Genetic testing for cancer is done for different reasons. It is used to predict the risk for cancer in a patient with a family history. Some may want to figure out whether they are carrying a cancer-causing gene that can be passed on to their children.
Even cancer patients may be recommended genetic testing to understand whether they are at risk for other types of cancers and also to decide the right course of treatment.
But whether a patient or family member has been advised by a doctor to go for genetic testing or they have decided to do it by themselves, the process is usually fraught with worry and doubt. This is where genetic counseling or a discussion with a genetic counselor helps.
A genetic counselor is either a doctor with a degree in medical genetics or a person with a specialized post graduate in genetic counseling. They advise patients about the nature of a number of inherited diseases, cancer being one of them.
Cancer risk assessment with a genetic counselor
Genetic counselors act as advocates for the patient and help them discuss options with their oncologist or onco-surgeon. They recommend the specific genetic test required for the type of gene mutation that the patient is likely to have. Ideally, the counselor and the patient’s doctor should be in agreement about the genetic test which is most appropriate.
The counselors also interpret the reports of these tests and help patients deal with the medical and psychological implications, especially if the result is positive.
Dr. Aparna Dhar, Genetic Counselor, Core Diagnostics explains how genetic counseling works by sharing the case of 20-year-old Geeta Varma (name changed) who is a breast cancer patient.
While discussing her medical history, Geeta did not reveal that her father passed away due to male breast cancer. Like many patients who do not share information about medical issues related to their reproductive or sexual health because they are afraid of being judged, Geeta did not share this information due to shame.
After some psychological counseling, when Geeta finally admitted the cause of her father’s death, she was tested for a specific germline mutation in her genes.
Her younger brother also benefited from the test as they began aggressively screening him for the cancers caused by that specific gene mutation. This included both male breast cancer and prostate cancer, which meant he had to go for periodic breast mammograms and ultrasonography for the prostate. Geeta’s medication and treatment also could be planned and monitored better thanks to the correct diagnosis of the type of cancer.
Dr. Aparna Dhar walks us through some of the common questions or concerns that most people have regarding genetic testing for cancer.
At what age can one go for genetic testing for cancer?
Genetic testing to predict the risk for cancer (prior to the appearance of any symptoms) is usually advised to those who are 18+ unless a parent or doctor requests it before that age.
What is my cancer risk?
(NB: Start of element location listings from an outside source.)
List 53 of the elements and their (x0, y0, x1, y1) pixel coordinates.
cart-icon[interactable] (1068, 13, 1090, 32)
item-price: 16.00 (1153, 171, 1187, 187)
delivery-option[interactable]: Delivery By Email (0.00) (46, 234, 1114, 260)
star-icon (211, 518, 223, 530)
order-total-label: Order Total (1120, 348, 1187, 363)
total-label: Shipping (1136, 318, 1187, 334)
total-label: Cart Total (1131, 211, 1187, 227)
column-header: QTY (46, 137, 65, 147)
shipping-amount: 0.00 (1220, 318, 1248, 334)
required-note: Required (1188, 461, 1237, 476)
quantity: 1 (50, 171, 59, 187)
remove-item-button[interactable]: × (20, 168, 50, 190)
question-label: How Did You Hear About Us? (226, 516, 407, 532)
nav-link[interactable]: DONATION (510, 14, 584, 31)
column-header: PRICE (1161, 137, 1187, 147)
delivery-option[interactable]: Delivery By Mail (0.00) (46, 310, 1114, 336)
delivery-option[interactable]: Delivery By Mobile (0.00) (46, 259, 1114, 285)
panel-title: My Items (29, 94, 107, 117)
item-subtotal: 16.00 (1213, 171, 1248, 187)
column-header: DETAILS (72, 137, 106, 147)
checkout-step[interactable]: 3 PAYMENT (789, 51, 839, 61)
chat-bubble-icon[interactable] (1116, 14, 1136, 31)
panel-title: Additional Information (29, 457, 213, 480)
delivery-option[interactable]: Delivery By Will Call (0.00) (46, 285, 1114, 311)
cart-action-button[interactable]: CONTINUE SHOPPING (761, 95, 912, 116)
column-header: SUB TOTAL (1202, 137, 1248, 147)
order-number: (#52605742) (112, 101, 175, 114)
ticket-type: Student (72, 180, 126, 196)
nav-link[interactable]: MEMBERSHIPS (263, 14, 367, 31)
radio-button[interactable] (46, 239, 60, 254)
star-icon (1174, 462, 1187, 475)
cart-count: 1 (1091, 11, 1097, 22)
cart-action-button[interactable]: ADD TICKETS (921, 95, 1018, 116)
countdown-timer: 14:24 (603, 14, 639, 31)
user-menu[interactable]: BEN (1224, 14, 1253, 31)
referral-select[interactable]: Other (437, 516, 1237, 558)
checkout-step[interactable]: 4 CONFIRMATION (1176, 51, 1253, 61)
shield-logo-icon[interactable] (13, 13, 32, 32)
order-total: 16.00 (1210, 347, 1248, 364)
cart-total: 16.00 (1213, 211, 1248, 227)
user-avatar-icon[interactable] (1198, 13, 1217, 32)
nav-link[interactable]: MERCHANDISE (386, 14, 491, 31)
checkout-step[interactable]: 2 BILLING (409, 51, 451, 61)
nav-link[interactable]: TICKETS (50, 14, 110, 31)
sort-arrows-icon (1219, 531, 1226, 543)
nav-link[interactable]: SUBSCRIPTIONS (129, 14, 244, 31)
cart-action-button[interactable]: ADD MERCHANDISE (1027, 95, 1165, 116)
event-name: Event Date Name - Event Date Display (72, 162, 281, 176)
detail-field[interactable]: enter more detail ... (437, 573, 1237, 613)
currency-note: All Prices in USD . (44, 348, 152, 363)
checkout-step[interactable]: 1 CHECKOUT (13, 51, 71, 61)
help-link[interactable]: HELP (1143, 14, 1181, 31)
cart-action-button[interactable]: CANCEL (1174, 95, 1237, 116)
How can I decide whether I need a genetic test?
As you are aware, it is important to reveal your complete medical history and medical records as the first step to assess whether you are at risk for specific inherited cancers.
A genetic counselor will help determine whether you have genetic risk factors based on your condition, age and family’s medical history. There will be questions regarding:
- Your detailed medical history including hospitalization and surgeries
- Types of cancers in the family and extended family
- Any conditions such as colon polyps that are linked to certain cancers
- Prior genetic test reports of family members, if any
Then certain risk assessment tools are used to determine whether you require further screening or testing.
Is the cancer prediction risk 100% accurate?
The genetic counselor assesses your risk based on your medical history. You must understand that it is based on certain predictive algorithms, which determine whether you have a relatively higher risk of getting cancer than the general population, statistically speaking.
After the counseling session, it is also possible to find out that your risk is not as high as you think so you might not require genetic testing for cancer.
Does a positive genetic test report mean I will get cancer?
The dreaded c-word evokes fear and anxiety. But, it is important to understand that the risk is determined for a specific genetic mutation, which means you are at a high risk for developing a specific type or types of cancers. Your genetic counselor will be able to guide and advise you on how to cope with the stages of grief that you might go through and also to deal with the medical implications of the test. You should discuss the possible screening options, preventive surgeries, and other treatment options. You can also find out whether further testing of any kind is needed for you and your family members.
But, nobody will be able to guarantee that you will or won’t develop cancer.
If I have a genetic mutation, does it mean my family is at risk for cancer?
As you saw in Geeta’s case, it is important to screen certain family members for specific gene mutations. However, this does not mean future cancers are certain or will always occur. To understand your family’s medical needs it is important to discuss the implications of the test with the genetic counselor.
Does a negative result mean that I won’t get cancer?
Genetic testing for cancer is used only to predict the risk for cancers that are inherited through gene mutations and not the cancers that are caused by lifestyle and other factors. After you have a sigh of relief, you need to speak to your doctor about the next steps.